Bitki bazlı plastikler, tipik petrol bazlı ürünlere kıyasla çevreye duyarlı bir alternatif olarak gösteriliyor. Ancak yeni bir çalışma, “biyoplastik” olarak adlandırılan ürünlerin çoğunun okyanusta veya karada bir yıldan uzun süre kaldıktan sonra bile ayrışmadığını gösteriyor.
Önceki araştırmalar, kağıt pipetlerin doğada uzun yıllar kaldıkları için “sonsuza kadar var olan kimyasallar” olarak bilinen ve kansere neden olan PFAS içerdiğini göstermişti.
Yeni araştırma, bu biyoplastiklerin toksik olmasalar bile tıpkı petrol bazlı ürünler gibi doğada çözülmediği kanıtladı.
Biyoplastiklerin artan popülaritesi ile 5 Gyres Enstitüsü’ndeki araştırmacılar şişeler, pipetler ve poşetler gibi ürünlerin okyanusa atıldığında veya yol kenarına bırakıldığında nasıl sonuç vereceğini görmek istediler.
Karşılaştırma için ahşap veya kağıttan yapılmış geleneksel plastiklerle beraber biyoplastikleri de karada ve denizde birçok yere bıraktılar.
1 YIL SONRA BİLE DOĞADA ÇÖZÜLMEDİLER
Bu ürünlerin neredeyse hiçbiri 64 hafta sonra bile eskimedi ve bazıları neredeyse hiç değişmedi.

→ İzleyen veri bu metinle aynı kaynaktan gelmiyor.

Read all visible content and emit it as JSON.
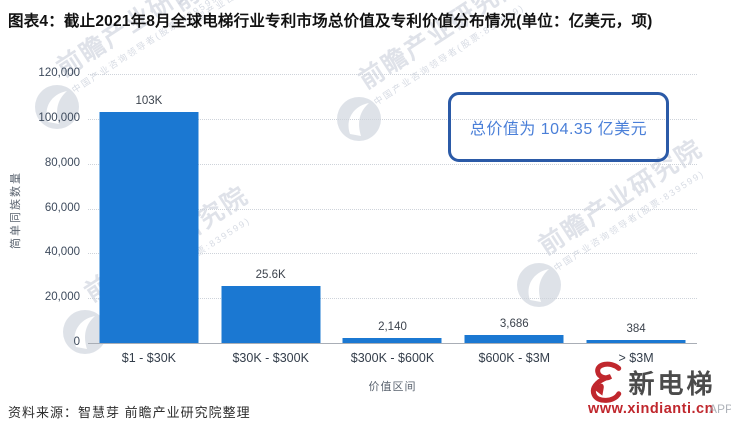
{
  "title": "图表4：截止2021年8月全球电梯行业专利市场总价值及专利价值分布情况(单位：亿美元，项)",
  "chart_data": {
    "type": "bar",
    "categories": [
      "$1 - $30K",
      "$30K - $300K",
      "$300K - $600K",
      "$600K - $3M",
      "> $3M"
    ],
    "values": [
      103000,
      25600,
      2140,
      3686,
      384
    ],
    "value_labels": [
      "103K",
      "25.6K",
      "2,140",
      "3,686",
      "384"
    ],
    "xlabel": "价值区间",
    "ylabel": "简单同族数量",
    "ylim": [
      0,
      120000
    ],
    "yticks": [
      "0",
      "20,000",
      "40,000",
      "60,000",
      "80,000",
      "100,000",
      "120,000"
    ],
    "grid": "horizontal-dotted",
    "legend": "none",
    "bar_color": "#1b78d2"
  },
  "annotation": {
    "text": "总价值为 104.35 亿美元",
    "border_color": "#2b5aa7",
    "text_color": "#4a7fd8"
  },
  "watermark": {
    "text": "前瞻产业研究院",
    "subtext": "中国产业咨询领导者(股票:839599)"
  },
  "source_note": "资料来源：智慧芽 前瞻产业研究院整理",
  "site_logo": {
    "name": "新电梯",
    "url": "www.xindianti.cn",
    "app_text": "APP"
  }
}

Yıprananlar ayrışmak yerine daha küçük parçalara bölünme eğilimindeydi.
Biyoplastik endüstrisi dünya çapında yaklaşık 11,6 milyar dolar değerinde ve yılda yaklaşık yüzde 19 oranında büyümesi bekleniyor.
Karada bırakılan ürünler suda bırakılanlara göre daha yavaş parçalandı ancak 64 hafta sonra bile biyoplastik öğelerin yüzde 78’i bütün halinde kaldı.
KİMYASAL YAPISI PETROL BAZLI PLASTİKLERLE AYNI
Ürünler mısır gibi doğal içeriklerden üretilse de kimyasal ayarlamalar sonucunda petrol ürünlerinden yapılan normal plastiklerle hemen hemen aynı kimyasal yapıya sahip oluyor.
Daha önceki araştırmalar, biyoplastiklerin nadiren düzgün bir şekilde atıldığını ve bu durumun onları küresel ısınma açısından geleneksel plastiklere göre daha tehlikeli hale getirdiğini göstermişti.